Probability of a Poisson random variable taking a specific value

Question

Let $X$ be a random variable with Poisson distribution with mean $\lambda=9$.

Knowing that $P(X=8)=0.131756$, compute $P(X=9)$.

How do I approach this problem?

Answer 1

$$P(X=k\ |\ \lambda) = \frac{\lambda^k}{k!}e^{-\lambda}$$ We are interested when $\lambda = 9$, and $k = 9$, so just plug them in... $$P(X=9\ |\ \lambda = 9) = \frac{9^9}{9!}e^{-9} = \frac{9^8}{8!}e^{-9}$$ I believe the info they gave you about $P(X=8) = \dots$ is a red herring, but if you feel it must be used... notice that $$P(X=k\ |\ \lambda) = \frac{\lambda^k}{k!}e^{-\lambda} = \frac{\lambda}{k}\left(\frac{\lambda^{k-1}}{(k-1)!}e^{-\lambda}\right) = \frac{\lambda}{k}P(X=k-1\ |\ \lambda)$$ So $$P(X = 9\ |\ \lambda = 9) = P(X = 8\ |\ \lambda = 9)$$

Answer 2

The knowledge of $\mathbb P(X=8)$ is not actually needed.
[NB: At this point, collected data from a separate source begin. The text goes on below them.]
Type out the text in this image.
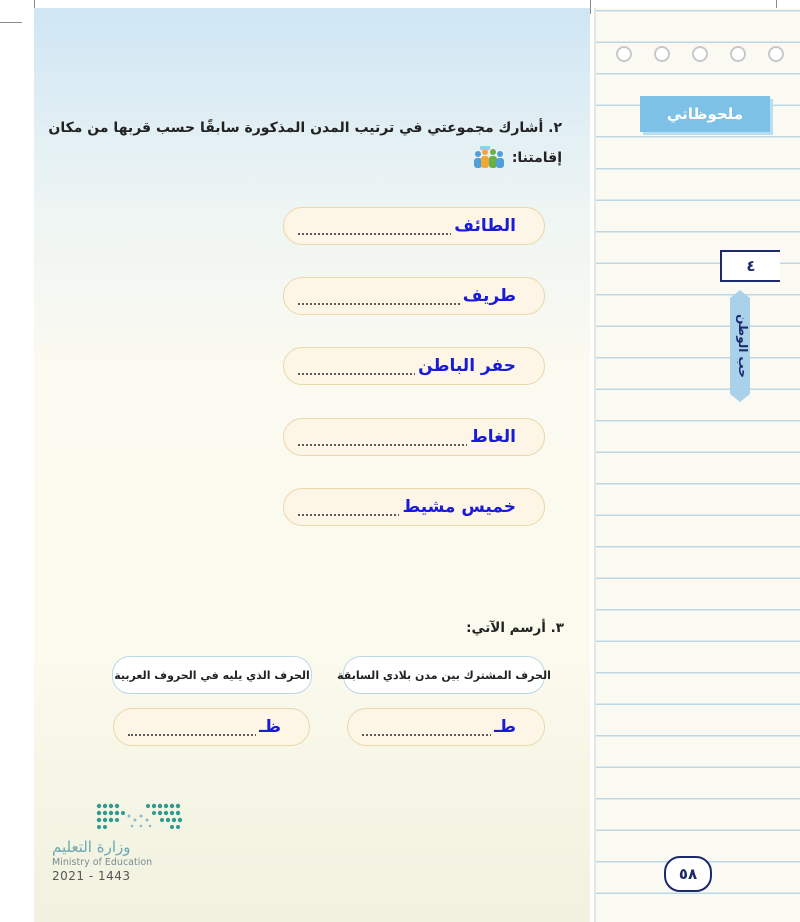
ملحوظاتي
٤
حب الوطن
٢. أشارك مجموعتي في ترتيب المدن المذكورة سابقًا حسب قربها من مكان
إقامتنا:
الطائف
طريف
حفر الباطن
الغاط
خميس مشيط
٣. أرسم الآتي:
الحرف المشترك بين مدن بلادي السابقة
الحرف الذي يليه في الحروف العربية
طـ
ظـ
وزارة التعليم
Ministry of Education
2021 - 1443	٥٨
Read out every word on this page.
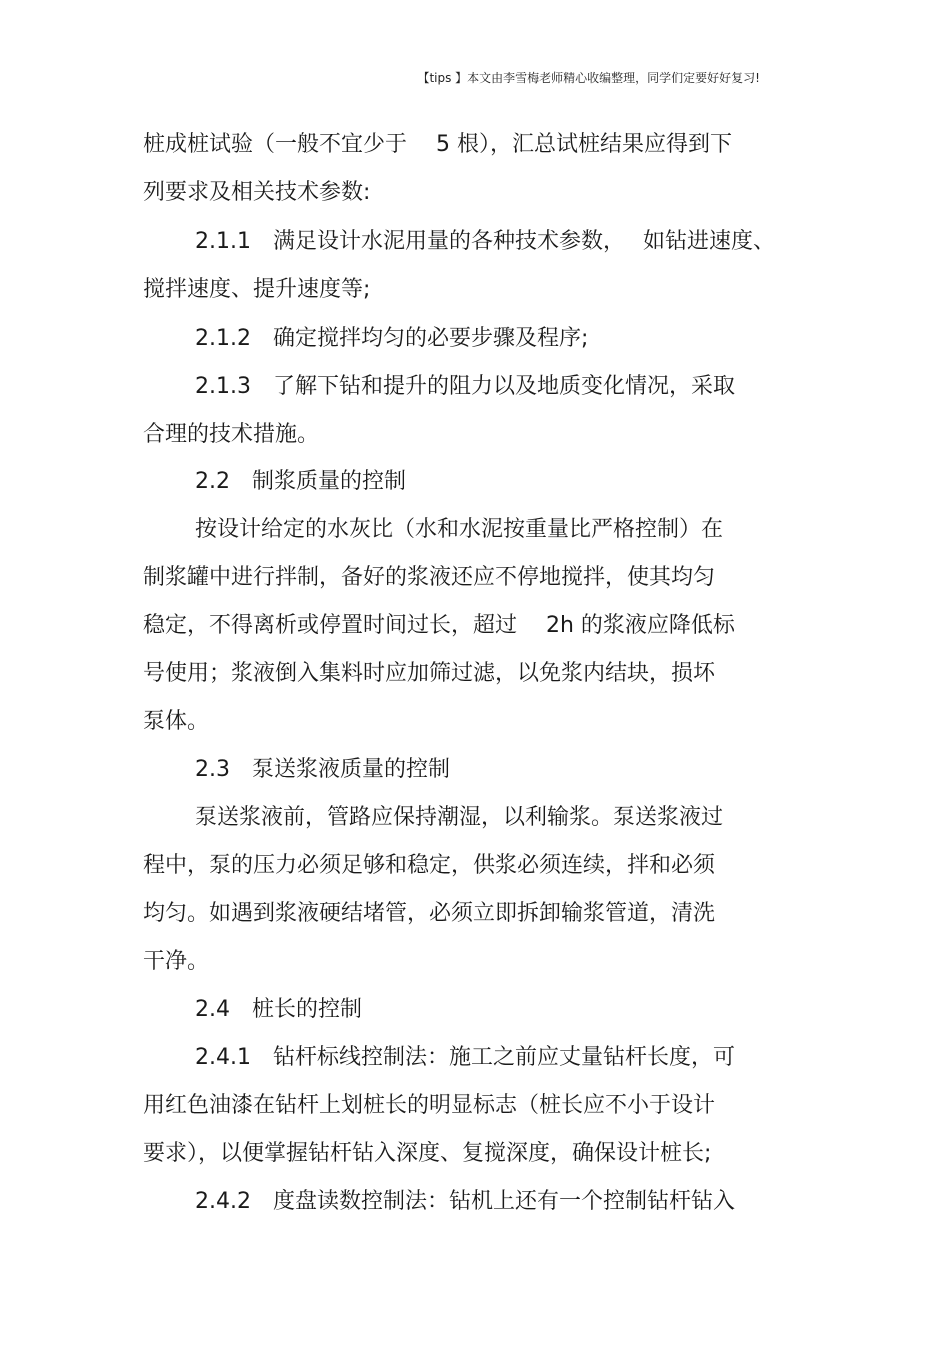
【tips 】本文由李雪梅老师精心收编整理，同学们定要好好复习!
桩成桩试验（一般不宜少于　 5 根），汇总试桩结果应得到下
列要求及相关技术参数:
2.1.1　满足设计水泥用量的各种技术参数，　 如钻进速度、
搅拌速度、提升速度等;
2.1.2　确定搅拌均匀的必要步骤及程序;
2.1.3　了解下钻和提升的阻力以及地质变化情况，采取
合理的技术措施。
2.2　制浆质量的控制
按设计给定的水灰比（水和水泥按重量比严格控制）在
制浆罐中进行拌制，备好的浆液还应不停地搅拌，使其均匀
稳定，不得离析或停置时间过长，超过　 2h 的浆液应降低标
号使用；浆液倒入集料时应加筛过滤，以免浆内结块，损坏
泵体。
2.3　泵送浆液质量的控制
泵送浆液前，管路应保持潮湿，以利输浆。泵送浆液过
程中，泵的压力必须足够和稳定，供浆必须连续，拌和必须
均匀。如遇到浆液硬结堵管，必须立即拆卸输浆管道，清洗
干净。
2.4　桩长的控制
2.4.1　钻杆标线控制法：施工之前应丈量钻杆长度，可
用红色油漆在钻杆上划桩长的明显标志（桩长应不小于设计
要求），以便掌握钻杆钻入深度、复搅深度，确保设计桩长;
2.4.2　度盘读数控制法：钻机上还有一个控制钻杆钻入
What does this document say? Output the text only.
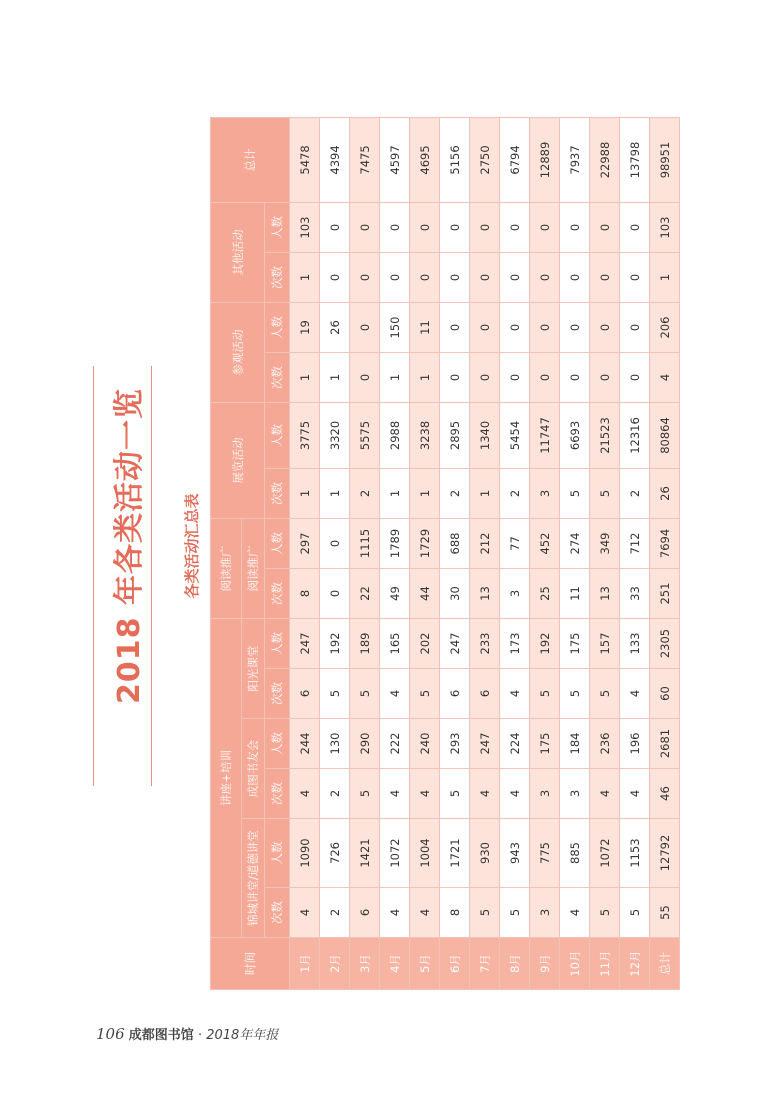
2018 年各类活动一览 各类活动汇总表
时间	讲座+培训						阅读推广		展览活动		参观活动		其他活动		总计
	锦城讲堂/道德讲堂		成图书友会		阳光课堂		阅读推广								
	次数	人数	次数	人数	次数	人数	次数	人数	次数	人数	次数	人数	次数	人数	
1月	4	1090	4	244	6	247	8	297	1	3775	1	19	1	103	5478
2月	2	726	2	130	5	192	0	0	1	3320	1	26	0	0	4394
3月	6	1421	5	290	5	189	22	1115	2	5575	0	0	0	0	7475
4月	4	1072	4	222	4	165	49	1789	1	2988	1	150	0	0	4597
5月	4	1004	4	240	5	202	44	1729	1	3238	1	11	0	0	4695
6月	8	1721	5	293	6	247	30	688	2	2895	0	0	0	0	5156
7月	5	930	4	247	6	233	13	212	1	1340	0	0	0	0	2750
8月	5	943	4	224	4	173	3	77	2	5454	0	0	0	0	6794
9月	3	775	3	175	5	192	25	452	3	11747	0	0	0	0	12889
10月	4	885	3	184	5	175	11	274	5	6693	0	0	0	0	7937
11月	5	1072	4	236	5	157	13	349	5	21523	0	0	0	0	22988
12月	5	1153	4	196	4	133	33	712	2	12316	0	0	0	0	13798
总计	55	12792	46	2681	60	2305	251	7694	26	80864	4	206	1	103	98951
106 成都图书馆 · 2018年年报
Since $X\sim\operatorname{Poisson}(9)$, we have

$$\mathbb P(X=9) = \frac{e^{-9}9^9}{9!} = \frac{4782969}{4480}e^{-9}\approx 0.131756. $$

However, as @Nitin pointed out, it just so happens that $$\frac{e^{-9}9^9}{9!} = \frac{e^{-9}9^8}{8!},$$ so $\mathbb P(X=9)=\mathbb P(X=8)$. So I would assume that is the intention of this exercise.

Answer 3

In general, if a Poisson random variable $X$ has an integer mean $\lambda \ge 1$, then $$P(X = \lambda) = P(X = \lambda - 1).$$ Because

$$P(X = \lambda) = e^{-\lambda}\frac{ \lambda^\lambda}{\lambda !} = e^{-\lambda} \frac{\lambda^{\lambda-1}}{(\lambda -1)!} = P(X = \lambda -1).$$

The problem is for the case $\lambda = 9.$ Also, these two adjacent values are the 'double' mode of the distribution. (That is, they are the two most likely values of $X$.)